Forward 1-year SPX Valuation Back At Peak Levels
The major equity indexes closed higher Tuesday with positive internals on the NYSE Composite and NASDAQ as trading volumes declined on both exchanges from the prior session. The end result was the same as has been seen over the past several sessions with the same three indexes making new closing highs leaving all the near-term trends unchanged with a mix of neutral and bullish slopes. The data remains a mix of neutral and cautionary signals with psychology waving yellow flags. As well, forward valuation for the SPX is back at peak levels and well above the “rule of 20” fair value metric while market breadth remains questionable. So, despite the index gains, we remain “neutral” in our near-term outlook for the overall equity markets.
On the charts, all the major equity indexes closed higher yesterday with positive internals on the NYSE and NASDAQ as trading volumes declined.
- The charts saw the SPX (page 2), COMPQX (page 3) and NDX (page 3) make new closing highs but near-term chart trends were unchanged with the MID (page 4), RTY (page 5) and VALUA (page 5) remaining in near-term neutral trends with the rest positive.
- The day’s trading had little impact on cumulative market breadth with the All Exchange, NYSE and NASDAQ cumulative advance/decline lines neutral and the NASDAQ’s below its 50 DMA. Stock participation remains very selective, in our view.
- Yet, we have yet to see any technical evidence suggesting a shift from the current trends.
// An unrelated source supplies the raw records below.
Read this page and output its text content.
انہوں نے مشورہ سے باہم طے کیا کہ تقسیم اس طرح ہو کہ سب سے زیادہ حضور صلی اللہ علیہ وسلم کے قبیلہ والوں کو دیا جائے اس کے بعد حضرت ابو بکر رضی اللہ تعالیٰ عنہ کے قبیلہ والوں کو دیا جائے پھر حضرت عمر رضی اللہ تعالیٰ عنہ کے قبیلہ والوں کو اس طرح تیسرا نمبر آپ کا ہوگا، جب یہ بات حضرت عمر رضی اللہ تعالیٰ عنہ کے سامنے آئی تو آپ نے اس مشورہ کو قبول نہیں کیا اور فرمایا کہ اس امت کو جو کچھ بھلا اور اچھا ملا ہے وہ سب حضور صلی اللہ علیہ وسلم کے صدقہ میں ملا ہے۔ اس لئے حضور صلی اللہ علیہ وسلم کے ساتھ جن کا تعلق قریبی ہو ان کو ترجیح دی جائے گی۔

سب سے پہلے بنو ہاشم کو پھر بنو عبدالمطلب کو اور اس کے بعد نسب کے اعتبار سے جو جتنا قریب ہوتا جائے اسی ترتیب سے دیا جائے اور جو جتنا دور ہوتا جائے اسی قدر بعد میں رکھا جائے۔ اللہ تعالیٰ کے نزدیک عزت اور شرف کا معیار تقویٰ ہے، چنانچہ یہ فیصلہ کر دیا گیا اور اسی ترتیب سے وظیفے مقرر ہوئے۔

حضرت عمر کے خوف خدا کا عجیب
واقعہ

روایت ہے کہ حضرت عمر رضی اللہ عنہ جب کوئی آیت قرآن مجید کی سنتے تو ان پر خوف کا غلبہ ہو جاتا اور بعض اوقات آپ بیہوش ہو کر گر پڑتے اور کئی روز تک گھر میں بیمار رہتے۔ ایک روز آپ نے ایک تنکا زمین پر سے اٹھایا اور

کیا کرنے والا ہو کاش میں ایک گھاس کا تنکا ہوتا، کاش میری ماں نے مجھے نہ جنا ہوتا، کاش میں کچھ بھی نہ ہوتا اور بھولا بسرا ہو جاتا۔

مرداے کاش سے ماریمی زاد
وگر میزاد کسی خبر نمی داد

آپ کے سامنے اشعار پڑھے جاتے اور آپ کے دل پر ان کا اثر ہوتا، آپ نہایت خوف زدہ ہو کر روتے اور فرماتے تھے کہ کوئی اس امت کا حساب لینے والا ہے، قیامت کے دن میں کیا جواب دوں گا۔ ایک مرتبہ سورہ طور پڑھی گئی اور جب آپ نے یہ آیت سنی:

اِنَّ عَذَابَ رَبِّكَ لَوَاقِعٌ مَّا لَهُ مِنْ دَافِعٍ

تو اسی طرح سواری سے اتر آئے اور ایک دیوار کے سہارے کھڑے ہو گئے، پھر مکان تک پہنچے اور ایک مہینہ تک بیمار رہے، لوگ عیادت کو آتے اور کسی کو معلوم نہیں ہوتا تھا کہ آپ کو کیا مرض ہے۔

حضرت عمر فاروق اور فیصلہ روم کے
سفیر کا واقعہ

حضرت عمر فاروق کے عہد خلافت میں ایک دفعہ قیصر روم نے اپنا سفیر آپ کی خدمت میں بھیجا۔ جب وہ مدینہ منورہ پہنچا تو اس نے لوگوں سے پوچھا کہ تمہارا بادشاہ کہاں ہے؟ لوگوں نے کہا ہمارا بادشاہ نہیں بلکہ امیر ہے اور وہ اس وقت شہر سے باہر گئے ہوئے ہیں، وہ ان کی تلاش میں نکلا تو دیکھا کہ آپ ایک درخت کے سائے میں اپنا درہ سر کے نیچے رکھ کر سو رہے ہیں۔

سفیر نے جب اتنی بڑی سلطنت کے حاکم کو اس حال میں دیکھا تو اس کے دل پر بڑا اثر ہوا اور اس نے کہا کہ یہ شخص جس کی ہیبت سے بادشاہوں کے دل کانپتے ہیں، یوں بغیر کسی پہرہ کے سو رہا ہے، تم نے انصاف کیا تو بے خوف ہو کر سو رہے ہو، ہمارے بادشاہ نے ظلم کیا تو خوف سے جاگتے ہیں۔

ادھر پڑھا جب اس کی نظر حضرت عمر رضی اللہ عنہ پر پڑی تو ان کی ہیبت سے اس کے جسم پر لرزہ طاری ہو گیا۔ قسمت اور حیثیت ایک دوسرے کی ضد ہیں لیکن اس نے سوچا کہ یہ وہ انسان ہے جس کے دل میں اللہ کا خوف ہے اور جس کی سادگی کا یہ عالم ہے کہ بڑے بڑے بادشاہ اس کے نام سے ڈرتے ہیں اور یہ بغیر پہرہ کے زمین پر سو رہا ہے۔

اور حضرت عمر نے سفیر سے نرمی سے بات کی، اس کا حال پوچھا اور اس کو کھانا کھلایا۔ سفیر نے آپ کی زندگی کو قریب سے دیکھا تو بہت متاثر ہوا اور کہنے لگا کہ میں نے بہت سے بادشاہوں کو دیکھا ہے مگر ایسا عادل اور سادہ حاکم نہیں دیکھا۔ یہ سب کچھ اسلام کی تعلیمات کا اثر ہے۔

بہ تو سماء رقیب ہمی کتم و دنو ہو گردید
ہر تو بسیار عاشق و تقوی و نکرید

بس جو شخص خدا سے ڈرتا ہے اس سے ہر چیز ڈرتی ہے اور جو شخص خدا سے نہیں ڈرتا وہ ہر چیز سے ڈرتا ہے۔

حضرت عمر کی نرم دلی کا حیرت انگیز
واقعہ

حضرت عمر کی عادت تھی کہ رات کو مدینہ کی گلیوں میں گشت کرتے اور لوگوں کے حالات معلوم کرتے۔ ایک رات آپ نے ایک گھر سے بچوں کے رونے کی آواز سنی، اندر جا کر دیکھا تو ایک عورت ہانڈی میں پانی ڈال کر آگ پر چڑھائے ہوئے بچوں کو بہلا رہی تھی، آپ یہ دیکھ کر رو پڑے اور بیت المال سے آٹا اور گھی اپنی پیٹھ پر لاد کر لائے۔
- The VIX (page 9) closed at 26.12 after violating its downtrend line Monday that implies expectations of rising volatility on the part of the pros.
The data remains mixed.
- The 1-day McClellan OB/OS Oscillators are neutral (All Exchange (-22.02) NYSE (-26.1) NASDAQ (-17.29) as is the Open Insider Buy/Sell Ratio (page 9) lifting to 50.1.
- The detrended Rydex Ratio (contrary indicator page 8) rose to a bearish reading of 1.0 with the leveraged ETF traders remaining leveraged long.
- This week’s Investors Intelligence Bear/Bull Ratio (contrary indicator page 9) at 16.2/60.0 again increased its cautionary message as investment advisors increased their already overly bullish outlooks. While not a near-term timing indicator, such levels have presaged market corrections historically.
- The counterintuitive % of SPX issues trading above their 50 DMAs returned to neutral at 73.5%.
- The valuation gap extended further with the SPX forward multiple of 24.2, and back at peak levels within the rally from the March lows, via consensus forward 12-month earnings estimates from Bloomberg at $145.70 while the “rule of 20” finds fair value stuck at 19.3.
- The SPX forward earnings yield is 4.13% with the 10-year Treasury yield at 0.67%.
In conclusion, our “neutral” outlook for the equity markets persists as the popular equity indexes continue to march north while valuation, advisor sentiment, market breadth and the VIX remain cautionary.